November 14, 2004 : Anomie II ~ Doing God's Will

Sunday, November 14, 2004 Tone 7

Apostle Philip

Kellia: Judges 18:1-13 Apostle: Acts 8:26-39 Gospel: St. Luke 10:25-37
Judges 18:1-13, especially vs. 1: "In those days there was no
king in Israel. And in those days the tribe of the Danites was seeking for itself an inheritance to
dwell in; for until then no inheritance among the tribes of Israel had fallen to them."
In many
respects, the age of the Judges was similar to the frontier era of North America when Europeans
came to settle. Here was a land "broad; yea, God...given...into [their] hands, a place where there
[was] no lack of anything that is in the earth" (vs. 10). And, as was the case on the North
American frontier, with "no king" and few effective layers of local government, the social
situation of the peoples in ancient Palestine was free-wheeling, lawless, and often self-justifying.
The tribe of Dan, as the present reading shows, lived this unsettled life constantly on the
defensive against the Philistine peoples who were invading Palestine from the Mediterranean sea
and settling the coastal region, the very territory allotted to the tribe of Dan by God's Prophet
Joshua (Josh. 19:40-46). It was a Danite hero, the Judge Samson (Jdg. 13:2), who spent twenty
years of mingling and fighting with these invaders, and still the conflict continued after him,
because there was no central government to support the Danites (Jdg. 18:1), and because the tribe
of Dan decided for themselves that migration was the solution to their problems.

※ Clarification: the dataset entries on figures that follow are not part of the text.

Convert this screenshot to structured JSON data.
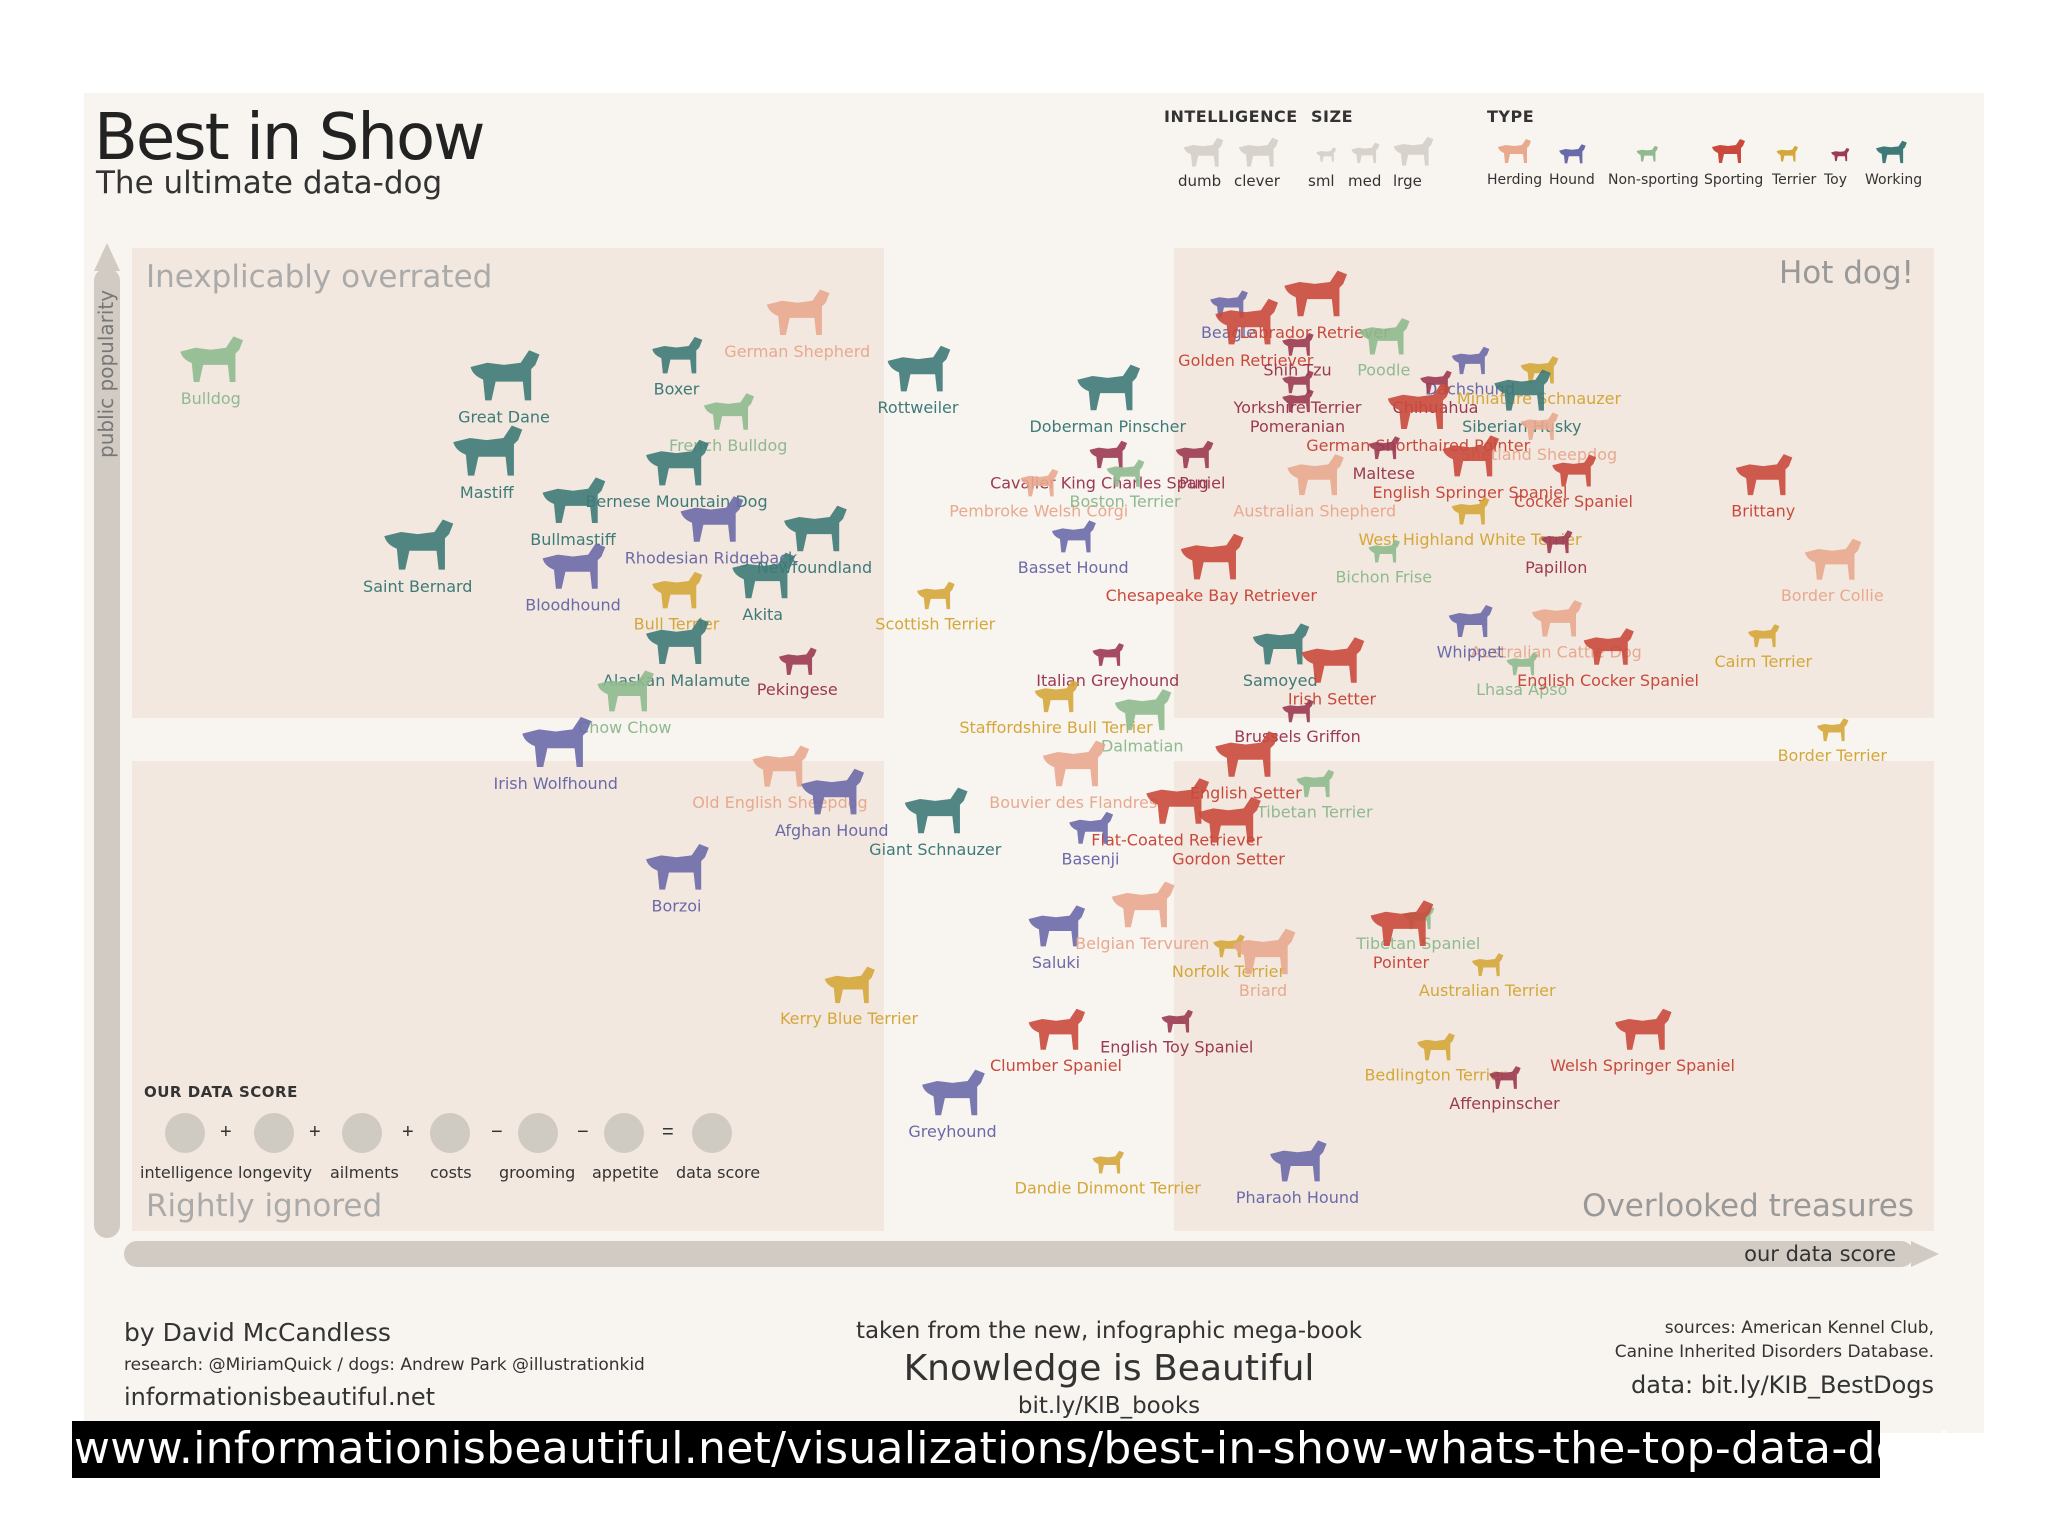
{
  "header": {
    "title": "Best in Show",
    "subtitle": "The ultimate data-dog"
  },
  "legend": {
    "intelligence_title": "INTELLIGENCE",
    "intelligence_items": [
      "dumb",
      "clever"
    ],
    "size_title": "SIZE",
    "size_items": [
      "sml",
      "med",
      "lrge"
    ],
    "type_title": "TYPE",
    "type_items": [
      {
        "label": "Herding",
        "color": "#e8a98f"
      },
      {
        "label": "Hound",
        "color": "#6b6aa8"
      },
      {
        "label": "Non-sporting",
        "color": "#8fba8f"
      },
      {
        "label": "Sporting",
        "color": "#c94a3c"
      },
      {
        "label": "Terrier",
        "color": "#d4a73a"
      },
      {
        "label": "Toy",
        "color": "#9b3a52"
      },
      {
        "label": "Working",
        "color": "#3e7a78"
      }
    ]
  },
  "data_score": {
    "title": "OUR DATA SCORE",
    "items": [
      "intelligence",
      "longevity",
      "ailments",
      "costs",
      "grooming",
      "appetite",
      "data score"
    ],
    "operators": [
      "+",
      "+",
      "+",
      "−",
      "−",
      "="
    ]
  },
  "footer": {
    "author": "by David McCandless",
    "research": "research: @MiriamQuick / dogs: Andrew Park @illustrationkid",
    "site": "informationisbeautiful.net",
    "book_intro": "taken from the new, infographic mega-book",
    "book_title": "Knowledge is Beautiful",
    "book_link": "bit.ly/KIB_books",
    "sources_line1": "sources: American Kennel Club,",
    "sources_line2": "Canine Inherited Disorders Database.",
    "data_link": "data: bit.ly/KIB_BestDogs"
  },
  "url_bar": "www.informationisbeautiful.net/visualizations/best-in-show-whats-the-top-data-dog/",
  "chart_data": {
    "type": "scatter",
    "xlabel": "our data score",
    "ylabel": "public popularity",
    "quadrants": {
      "top_left": "Inexplicably overrated",
      "top_right": "Hot dog!",
      "bottom_left": "Rightly ignored",
      "bottom_right": "Overlooked treasures"
    },
    "type_colors": {
      "Herding": "#e8a98f",
      "Hound": "#6b6aa8",
      "Non-sporting": "#8fba8f",
      "Sporting": "#c94a3c",
      "Terrier": "#d4a73a",
      "Toy": "#9b3a52",
      "Working": "#3e7a78"
    },
    "points": [
      {
        "label": "Bulldog",
        "type": "Non-sporting",
        "size": 1.0,
        "x": 0.03,
        "y": 0.88
      },
      {
        "label": "Great Dane",
        "type": "Working",
        "size": 1.1,
        "x": 0.2,
        "y": 0.86
      },
      {
        "label": "Mastiff",
        "type": "Working",
        "size": 1.1,
        "x": 0.19,
        "y": 0.78
      },
      {
        "label": "Bullmastiff",
        "type": "Working",
        "size": 1.0,
        "x": 0.24,
        "y": 0.73
      },
      {
        "label": "Boxer",
        "type": "Working",
        "size": 0.8,
        "x": 0.3,
        "y": 0.89
      },
      {
        "label": "German Shepherd",
        "type": "Herding",
        "size": 1.0,
        "x": 0.37,
        "y": 0.93
      },
      {
        "label": "French Bulldog",
        "type": "Non-sporting",
        "size": 0.8,
        "x": 0.33,
        "y": 0.83
      },
      {
        "label": "Bernese Mountain Dog",
        "type": "Working",
        "size": 1.0,
        "x": 0.3,
        "y": 0.77
      },
      {
        "label": "Rhodesian Ridgeback",
        "type": "Hound",
        "size": 1.0,
        "x": 0.32,
        "y": 0.71
      },
      {
        "label": "Newfoundland",
        "type": "Working",
        "size": 1.0,
        "x": 0.38,
        "y": 0.7
      },
      {
        "label": "Saint Bernard",
        "type": "Working",
        "size": 1.1,
        "x": 0.15,
        "y": 0.68
      },
      {
        "label": "Bloodhound",
        "type": "Hound",
        "size": 1.0,
        "x": 0.24,
        "y": 0.66
      },
      {
        "label": "Bull Terrier",
        "type": "Terrier",
        "size": 0.8,
        "x": 0.3,
        "y": 0.64
      },
      {
        "label": "Akita",
        "type": "Working",
        "size": 1.0,
        "x": 0.35,
        "y": 0.65
      },
      {
        "label": "Alaskan Malamute",
        "type": "Working",
        "size": 1.0,
        "x": 0.3,
        "y": 0.58
      },
      {
        "label": "Chow Chow",
        "type": "Non-sporting",
        "size": 0.9,
        "x": 0.27,
        "y": 0.53
      },
      {
        "label": "Pekingese",
        "type": "Toy",
        "size": 0.6,
        "x": 0.37,
        "y": 0.57
      },
      {
        "label": "Scottish Terrier",
        "type": "Terrier",
        "size": 0.6,
        "x": 0.45,
        "y": 0.64
      },
      {
        "label": "Rottweiler",
        "type": "Working",
        "size": 1.0,
        "x": 0.44,
        "y": 0.87
      },
      {
        "label": "Doberman Pinscher",
        "type": "Working",
        "size": 1.0,
        "x": 0.55,
        "y": 0.85
      },
      {
        "label": "Cavalier King Charles Spaniel",
        "type": "Toy",
        "size": 0.6,
        "x": 0.55,
        "y": 0.79
      },
      {
        "label": "Pembroke Welsh Corgi",
        "type": "Herding",
        "size": 0.6,
        "x": 0.51,
        "y": 0.76
      },
      {
        "label": "Boston Terrier",
        "type": "Non-sporting",
        "size": 0.6,
        "x": 0.56,
        "y": 0.77
      },
      {
        "label": "Pug",
        "type": "Toy",
        "size": 0.6,
        "x": 0.6,
        "y": 0.79
      },
      {
        "label": "Basset Hound",
        "type": "Hound",
        "size": 0.7,
        "x": 0.53,
        "y": 0.7
      },
      {
        "label": "Chesapeake Bay Retriever",
        "type": "Sporting",
        "size": 1.0,
        "x": 0.61,
        "y": 0.67
      },
      {
        "label": "Beagle",
        "type": "Hound",
        "size": 0.6,
        "x": 0.62,
        "y": 0.95
      },
      {
        "label": "Labrador Retriever",
        "type": "Sporting",
        "size": 1.0,
        "x": 0.67,
        "y": 0.95
      },
      {
        "label": "Golden Retriever",
        "type": "Sporting",
        "size": 1.0,
        "x": 0.63,
        "y": 0.92
      },
      {
        "label": "Shih Tzu",
        "type": "Toy",
        "size": 0.5,
        "x": 0.66,
        "y": 0.91
      },
      {
        "label": "Yorkshire Terrier",
        "type": "Toy",
        "size": 0.5,
        "x": 0.66,
        "y": 0.87
      },
      {
        "label": "Pomeranian",
        "type": "Toy",
        "size": 0.5,
        "x": 0.66,
        "y": 0.85
      },
      {
        "label": "Poodle",
        "type": "Non-sporting",
        "size": 0.8,
        "x": 0.71,
        "y": 0.91
      },
      {
        "label": "Dachshund",
        "type": "Hound",
        "size": 0.6,
        "x": 0.76,
        "y": 0.89
      },
      {
        "label": "Chihuahua",
        "type": "Toy",
        "size": 0.5,
        "x": 0.74,
        "y": 0.87
      },
      {
        "label": "Miniature Schnauzer",
        "type": "Terrier",
        "size": 0.6,
        "x": 0.8,
        "y": 0.88
      },
      {
        "label": "Siberian Husky",
        "type": "Working",
        "size": 0.9,
        "x": 0.79,
        "y": 0.85
      },
      {
        "label": "German Shorthaired Pointer",
        "type": "Sporting",
        "size": 1.0,
        "x": 0.73,
        "y": 0.83
      },
      {
        "label": "Maltese",
        "type": "Toy",
        "size": 0.5,
        "x": 0.71,
        "y": 0.8
      },
      {
        "label": "Australian Shepherd",
        "type": "Herding",
        "size": 0.9,
        "x": 0.67,
        "y": 0.76
      },
      {
        "label": "Shetland Sheepdog",
        "type": "Herding",
        "size": 0.6,
        "x": 0.8,
        "y": 0.82
      },
      {
        "label": "English Springer Spaniel",
        "type": "Sporting",
        "size": 0.9,
        "x": 0.76,
        "y": 0.78
      },
      {
        "label": "Cocker Spaniel",
        "type": "Sporting",
        "size": 0.7,
        "x": 0.82,
        "y": 0.77
      },
      {
        "label": "West Highland White Terrier",
        "type": "Terrier",
        "size": 0.6,
        "x": 0.76,
        "y": 0.73
      },
      {
        "label": "Brittany",
        "type": "Sporting",
        "size": 0.9,
        "x": 0.93,
        "y": 0.76
      },
      {
        "label": "Bichon Frise",
        "type": "Non-sporting",
        "size": 0.5,
        "x": 0.71,
        "y": 0.69
      },
      {
        "label": "Papillon",
        "type": "Toy",
        "size": 0.5,
        "x": 0.81,
        "y": 0.7
      },
      {
        "label": "Border Collie",
        "type": "Herding",
        "size": 0.9,
        "x": 0.97,
        "y": 0.67
      },
      {
        "label": "Australian Cattle Dog",
        "type": "Herding",
        "size": 0.8,
        "x": 0.81,
        "y": 0.61
      },
      {
        "label": "Whippet",
        "type": "Hound",
        "size": 0.7,
        "x": 0.76,
        "y": 0.61
      },
      {
        "label": "Lhasa Apso",
        "type": "Non-sporting",
        "size": 0.5,
        "x": 0.79,
        "y": 0.57
      },
      {
        "label": "English Cocker Spaniel",
        "type": "Sporting",
        "size": 0.8,
        "x": 0.84,
        "y": 0.58
      },
      {
        "label": "Cairn Terrier",
        "type": "Terrier",
        "size": 0.5,
        "x": 0.93,
        "y": 0.6
      },
      {
        "label": "Samoyed",
        "type": "Working",
        "size": 0.9,
        "x": 0.65,
        "y": 0.58
      },
      {
        "label": "Irish Setter",
        "type": "Sporting",
        "size": 1.0,
        "x": 0.68,
        "y": 0.56
      },
      {
        "label": "Italian Greyhound",
        "type": "Toy",
        "size": 0.5,
        "x": 0.55,
        "y": 0.58
      },
      {
        "label": "Staffordshire Bull Terrier",
        "type": "Terrier",
        "size": 0.7,
        "x": 0.52,
        "y": 0.53
      },
      {
        "label": "Dalmatian",
        "type": "Non-sporting",
        "size": 0.9,
        "x": 0.57,
        "y": 0.51
      },
      {
        "label": "Brussels Griffon",
        "type": "Toy",
        "size": 0.5,
        "x": 0.66,
        "y": 0.52
      },
      {
        "label": "Border Terrier",
        "type": "Terrier",
        "size": 0.5,
        "x": 0.97,
        "y": 0.5
      },
      {
        "label": "Irish Wolfhound",
        "type": "Hound",
        "size": 1.1,
        "x": 0.23,
        "y": 0.47
      },
      {
        "label": "Old English Sheepdog",
        "type": "Herding",
        "size": 0.9,
        "x": 0.36,
        "y": 0.45
      },
      {
        "label": "Afghan Hound",
        "type": "Hound",
        "size": 1.0,
        "x": 0.39,
        "y": 0.42
      },
      {
        "label": "Giant Schnauzer",
        "type": "Working",
        "size": 1.0,
        "x": 0.45,
        "y": 0.4
      },
      {
        "label": "Bouvier des Flandres",
        "type": "Herding",
        "size": 1.0,
        "x": 0.53,
        "y": 0.45
      },
      {
        "label": "English Setter",
        "type": "Sporting",
        "size": 1.0,
        "x": 0.63,
        "y": 0.46
      },
      {
        "label": "Tibetan Terrier",
        "type": "Non-sporting",
        "size": 0.6,
        "x": 0.67,
        "y": 0.44
      },
      {
        "label": "Flat-Coated Retriever",
        "type": "Sporting",
        "size": 1.0,
        "x": 0.59,
        "y": 0.41
      },
      {
        "label": "Basenji",
        "type": "Hound",
        "size": 0.7,
        "x": 0.54,
        "y": 0.39
      },
      {
        "label": "Gordon Setter",
        "type": "Sporting",
        "size": 1.0,
        "x": 0.62,
        "y": 0.39
      },
      {
        "label": "Borzoi",
        "type": "Hound",
        "size": 1.0,
        "x": 0.3,
        "y": 0.34
      },
      {
        "label": "Saluki",
        "type": "Hound",
        "size": 0.9,
        "x": 0.52,
        "y": 0.28
      },
      {
        "label": "Belgian Tervuren",
        "type": "Herding",
        "size": 1.0,
        "x": 0.57,
        "y": 0.3
      },
      {
        "label": "Norfolk Terrier",
        "type": "Terrier",
        "size": 0.5,
        "x": 0.62,
        "y": 0.27
      },
      {
        "label": "Briard",
        "type": "Herding",
        "size": 1.0,
        "x": 0.64,
        "y": 0.25
      },
      {
        "label": "Tibetan Spaniel",
        "type": "Non-sporting",
        "size": 0.5,
        "x": 0.73,
        "y": 0.3
      },
      {
        "label": "Pointer",
        "type": "Sporting",
        "size": 1.0,
        "x": 0.72,
        "y": 0.28
      },
      {
        "label": "Australian Terrier",
        "type": "Terrier",
        "size": 0.5,
        "x": 0.77,
        "y": 0.25
      },
      {
        "label": "Kerry Blue Terrier",
        "type": "Terrier",
        "size": 0.8,
        "x": 0.4,
        "y": 0.22
      },
      {
        "label": "Clumber Spaniel",
        "type": "Sporting",
        "size": 0.9,
        "x": 0.52,
        "y": 0.17
      },
      {
        "label": "English Toy Spaniel",
        "type": "Toy",
        "size": 0.5,
        "x": 0.59,
        "y": 0.19
      },
      {
        "label": "Bedlington Terrier",
        "type": "Terrier",
        "size": 0.6,
        "x": 0.74,
        "y": 0.16
      },
      {
        "label": "Affenpinscher",
        "type": "Toy",
        "size": 0.5,
        "x": 0.78,
        "y": 0.13
      },
      {
        "label": "Welsh Springer Spaniel",
        "type": "Sporting",
        "size": 0.9,
        "x": 0.86,
        "y": 0.17
      },
      {
        "label": "Greyhound",
        "type": "Hound",
        "size": 1.0,
        "x": 0.46,
        "y": 0.1
      },
      {
        "label": "Dandie Dinmont Terrier",
        "type": "Terrier",
        "size": 0.5,
        "x": 0.55,
        "y": 0.04
      },
      {
        "label": "Pharaoh Hound",
        "type": "Hound",
        "size": 0.9,
        "x": 0.66,
        "y": 0.03
      }
    ]
  }
}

However, the account of the Danite migration from southwestern Palestine to the far northeastern
reaches of the Promised Land provides a window for examining the question of how one may
determine when he is doing the will of God rather than patching God's Name onto his own
desires and decisions. Clearly, not all of what we call "God's will" is necessarily so.

First, the migration of the Danites illustrates the problem of avoidance, or flight from struggle
(Jdg. 18:1). When the tribes entered Palestine, God specifically declared to Joshua, "...go over
this Jordan, you and all this people, into the land which I Am giving to them, to the people of
Israel. Every place that the sole of your foot will tread upon I have given to you...to the Great Sea
toward the going down of the sun shall be your territory" (Josh. 1:2-4). Only because of
disobedience, because of covenanting with the inhabitants of the land, did the Lord later say, "I
will not drive them out before you; but they shall become adversaries to you, and their gods shall
be a snare for you" (Jdg. 2:3). The problems of the people (as the account of the Danite hero,
Samson, shows) resulted from "mingling," not from conflict nor from the power of the
Philistines. Running away from problems is no solution; it is a denial of God's sovereignty.

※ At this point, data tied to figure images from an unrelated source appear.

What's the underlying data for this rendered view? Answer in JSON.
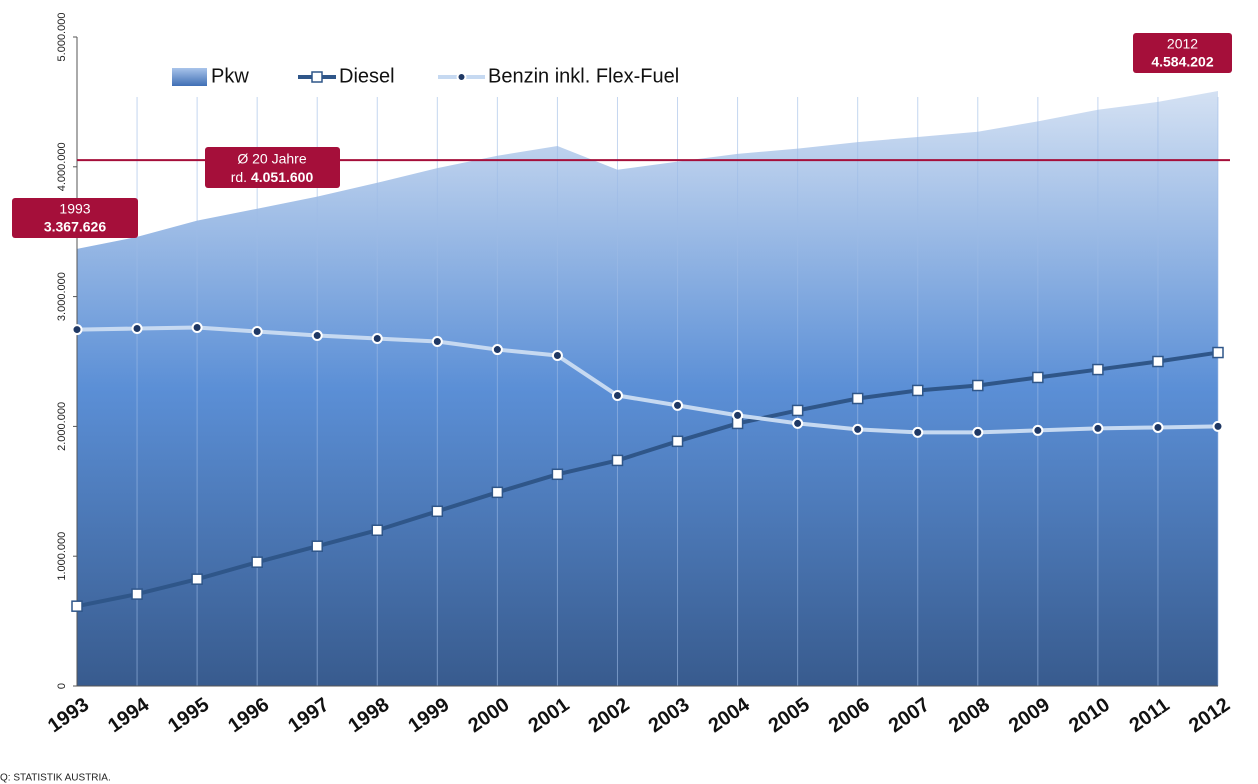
{
  "chart_data": {
    "type": "line",
    "categories": [
      "1993",
      "1994",
      "1995",
      "1996",
      "1997",
      "1998",
      "1999",
      "2000",
      "2001",
      "2002",
      "2003",
      "2004",
      "2005",
      "2006",
      "2007",
      "2008",
      "2009",
      "2010",
      "2011",
      "2012"
    ],
    "series": [
      {
        "name": "Pkw",
        "style": "area",
        "color": "#5b8fd6",
        "values": [
          3367626,
          3460000,
          3585000,
          3677000,
          3770000,
          3877000,
          3990000,
          4085000,
          4160000,
          3977000,
          4040000,
          4100000,
          4140000,
          4190000,
          4230000,
          4270000,
          4350000,
          4440000,
          4500000,
          4584202
        ]
      },
      {
        "name": "Diesel",
        "style": "square",
        "color": "#2f5689",
        "values": [
          615000,
          708000,
          823000,
          954000,
          1077000,
          1200000,
          1346000,
          1492000,
          1631000,
          1738000,
          1885000,
          2023000,
          2123000,
          2215000,
          2277000,
          2315000,
          2377000,
          2438000,
          2500000,
          2569000
        ]
      },
      {
        "name": "Benzin inkl. Flex-Fuel",
        "style": "dot",
        "color": "#c6d9f1",
        "values": [
          2746000,
          2754000,
          2762000,
          2731000,
          2700000,
          2677000,
          2654000,
          2592000,
          2546000,
          2238000,
          2162000,
          2085000,
          2023000,
          1977000,
          1954000,
          1954000,
          1969000,
          1985000,
          1992000,
          2000000
        ]
      }
    ],
    "ylim": [
      0,
      5000000
    ],
    "yticks": [
      0,
      {
        "value": 1000000,
        "label": "1.000.000"
      },
      {
        "value": 2000000,
        "label": "2.000.000"
      },
      {
        "value": 3000000,
        "label": "3.000.000"
      },
      {
        "value": 4000000,
        "label": "4.000.000"
      },
      {
        "value": 5000000,
        "label": "5.000.000"
      }
    ],
    "average_line": {
      "title": "Ø 20 Jahre",
      "prefix": "rd.",
      "value": 4051600,
      "label": "4.051.600",
      "color": "#a50f3a"
    },
    "annotations": [
      {
        "year": "1993",
        "label": "3.367.626"
      },
      {
        "year": "2012",
        "label": "4.584.202"
      }
    ],
    "legend": "top",
    "source": "Q: STATISTIK AUSTRIA."
  }
}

Second, the Danites sought spiritual counsel from religious leaders functioning apart from the
places of true worship ordained of God. They had already decided to scout the land and to
migrate when they consulted a Levite serving at a personal, independent shrine. The scouts asked
about the journey they had already chosen and were pursuing (Jdg. 18:5). Following the
teachings of evangelists or other ministers outside the Church is a repudiation of what the Lord
has provided - a rejection of God Himself.

Finally, when the scouts found a territory in the far northeast of the Holy Land, a settlement of
Sidonians at Laish, they saw a potential homeland for their tribe with "none to reprove - none in
the land to put them to shame for any thing" and far away from "intercourse with any man" (vs.
7, LXX trans.). It looked like a perfect paradise apart. But God does not remove us from this
world. Rather He gives us the grace to struggle within the circumstances of this life to grow
closer to Him. The peace we are to seek is not in the world, but with God. O Christ, our true
God, by the might of Thy precious and life-giving Cross, the protection of Thy Bodiless Powers,
and the prayers of all Thy Saints, have mercy upon us and save us!